Ah well!  Best laid plans of mice and men, etc!  So I opened the entrance on both hives to allow the bees from the nuc to fly back to their original site (where the swarm was now installed) and augment the bees in the swarm.  After an hour or so, I opened up the nuc to see how many queen cells were present – none!  The swarm hadn’t come from that hive after all!  That didn’t stop the bees from the nuc joining the swarm though, it just made for a much bigger colony than I had expected.  I made up a smaller nuc using the queen and moved them to a new site in the apiary and whilst the swarm was happy (lots of bees), the nuc, now queenless, just got on with the job of making replacement queen cells.  Once built, I then did the split I was always planning to do and have my three nucs doing their utmost to build up in time for winter.  So where did the swarm come from?
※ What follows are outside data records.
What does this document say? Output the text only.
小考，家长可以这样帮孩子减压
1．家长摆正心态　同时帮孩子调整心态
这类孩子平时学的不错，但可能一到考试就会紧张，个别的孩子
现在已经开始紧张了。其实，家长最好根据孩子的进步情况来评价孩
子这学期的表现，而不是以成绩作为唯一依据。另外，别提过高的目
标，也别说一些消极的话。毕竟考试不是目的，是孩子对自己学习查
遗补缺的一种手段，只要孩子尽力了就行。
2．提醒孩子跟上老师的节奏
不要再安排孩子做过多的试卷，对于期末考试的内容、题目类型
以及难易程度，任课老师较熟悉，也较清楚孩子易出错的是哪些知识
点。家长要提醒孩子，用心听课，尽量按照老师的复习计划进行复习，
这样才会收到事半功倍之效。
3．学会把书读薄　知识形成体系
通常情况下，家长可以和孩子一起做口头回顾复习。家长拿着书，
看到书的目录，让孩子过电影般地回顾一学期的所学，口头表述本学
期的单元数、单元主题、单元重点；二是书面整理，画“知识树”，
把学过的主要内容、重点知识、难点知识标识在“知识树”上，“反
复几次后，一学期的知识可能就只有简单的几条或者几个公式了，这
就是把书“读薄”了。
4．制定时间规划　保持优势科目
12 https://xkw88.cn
My Warré hive!  I don’t take honey from this hive and just let them do their own thing – so they did!

No sooner had I sorted out the swarm in the bait hive and transferred the bees to their proper home and replaced the bait hive in the tree, than another swarm took up residence in it, so off I go again!  Any more swarms, methinks, will just have to be united with an existing swarm and they’ll have to share accommodation!

A week later, I had a FaceBook Message from a friend telling me there was a swarm in the road at the bottom of Tregony Hill.  So off I go to Tregony.  I walked up one side of the hill, asking locals that I met if they had seen a swarm (“No?!”), looking in every tree, roof, garage, garden, shed – residents must have thought I was casing their properties! – but no sign of any swarm.  I then proceeded down Tregony Hill on the other side, repeating my “casing” activities, when suddenly my head was in a cloud of bees!  I’d found it!  The swarm was clinging to a vertical wall in the sun (so lovely and warm for them) that supported a path that gave access to three terraced cottages.  I could have brushed the  bees into my swarm box but they would have flown everywhere.  More to the point the bee numbers looked so small as to indicate another cast and, virgins being the fickle beeings they are, would likely have flown off, never to be seen again.  I therefore placed my swarm box on the top edge of the wall, above the clustered bees, and left them to it.

That evening I returned and collected the box (the bees were all inside) and next day hived them into a nuc box in the apiary – but in the 18 hours they had been in my swarm box they built three beautiful palm-sized combs!  Very industrious!

They, like all my other bees, are going great guns with all the fine weather we’ve been having.

Finally, a heads-up on my bait hive on my friend’s shed roof – there are scout bees investigating, so there might be yet another swarm coming my way shortly – but don’t count your bees until they’re in the hive!!!

So, keep your eyes open for swarms and Asian Hornets.

There have been possible, but not confirmed, sightings of the latter in Gorran Haven and Fowey, so getting a little too close for comfort if confirmed but I’ll keep you posted on any developments.  I am still getting calls regarding swarms, most of which are outside my parish so I can pass them on, but it’s still swarming season, so keep a look-out and contact me if you see one.

I’ll ensure it is collected, either by me or another beekeeper – we don’t want bees ending up in your chimney or roof-space!